I sit and ponder my son's journey.  He's currently 15 and not sure what he wants to do with his life yet.  By the time I was 13 I was working towards my goals of becoming a policeman.  With hindsight I know that I was too young to do the jobs that I had been doing.  I started full time armed duties at the age of 17.  By the time that I got to Northern Ireland I was a man in a child's body ...  but not a complete man.  I lacked wisdom, awareness of the way the system uses people and the ruthlessness that some seem to possess in order to further their own ambitions.  I'm glad to say that I still lack that ruthlessness.  I was a man because I was carrying a weapon on duty with the authority to take a life if the situation warranted it ...  think about it?  There's nothing macho about it ... but there is a huge amount of responsibility that goes with that sanction.  I was a man because I could purchase alcohol legally.  I was a man because I could fornicate.

I sit here examing that man and know that he was naught but a boy doing a difficult job.  Cannon fodder of the 80s.

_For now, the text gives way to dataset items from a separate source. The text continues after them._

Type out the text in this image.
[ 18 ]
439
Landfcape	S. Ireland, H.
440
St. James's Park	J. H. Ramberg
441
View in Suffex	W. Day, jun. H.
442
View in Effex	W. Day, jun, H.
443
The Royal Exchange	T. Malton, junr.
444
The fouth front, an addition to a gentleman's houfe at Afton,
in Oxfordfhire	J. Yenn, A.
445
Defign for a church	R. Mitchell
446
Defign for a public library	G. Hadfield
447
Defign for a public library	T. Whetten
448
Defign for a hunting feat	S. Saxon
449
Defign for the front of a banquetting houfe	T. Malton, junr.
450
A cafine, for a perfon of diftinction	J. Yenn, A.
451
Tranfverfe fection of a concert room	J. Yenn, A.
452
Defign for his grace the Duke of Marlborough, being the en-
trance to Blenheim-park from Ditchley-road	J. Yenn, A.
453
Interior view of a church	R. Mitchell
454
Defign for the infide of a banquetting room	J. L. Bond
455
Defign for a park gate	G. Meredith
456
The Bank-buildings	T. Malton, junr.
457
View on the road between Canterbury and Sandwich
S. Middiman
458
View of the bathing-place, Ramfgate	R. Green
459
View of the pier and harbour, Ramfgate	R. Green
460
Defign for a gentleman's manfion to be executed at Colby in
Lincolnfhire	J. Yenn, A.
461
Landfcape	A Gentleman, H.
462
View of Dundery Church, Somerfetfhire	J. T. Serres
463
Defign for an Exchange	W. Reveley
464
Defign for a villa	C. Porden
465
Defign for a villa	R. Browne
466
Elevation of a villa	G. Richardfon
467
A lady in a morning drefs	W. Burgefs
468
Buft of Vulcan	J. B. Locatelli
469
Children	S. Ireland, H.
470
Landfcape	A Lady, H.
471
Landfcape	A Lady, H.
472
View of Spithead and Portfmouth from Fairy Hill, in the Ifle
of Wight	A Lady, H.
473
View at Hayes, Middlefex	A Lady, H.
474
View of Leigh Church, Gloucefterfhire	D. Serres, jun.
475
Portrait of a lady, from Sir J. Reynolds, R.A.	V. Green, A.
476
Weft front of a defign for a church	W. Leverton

Hindsight's a bastard alright ... but if you've got the courage to look back and use it and apply the lessons to your current life, it just might help you to avoid some of those pitfalls and maybe help you over some of the new hurdles that life will place before you.

So to all you 19 year olds in a hurry to be called men ... slow down a little and don't be in a hurry to attain the impossible?  Live life a little and enjoy your care-free years.  Cultivate responsibility for things that matter and learn how to walk in this world as a good human with your eyes wide open ... but never stop playing.  Learn to walk as individuals and not as 'sheeple' (humans bred with sheep).  The new materialistic world is turning people into sheeple and then blinkering them.  Those of you that inherit this new world are at more risk of decline in human values and morals than any generation before you.  The implications and impacts of those changes in human society are easily traced and witnessed ... you just have to remove the blinkers, give the media a back seat and learn to read between the lines.  It's an essential skill for your growth and survival.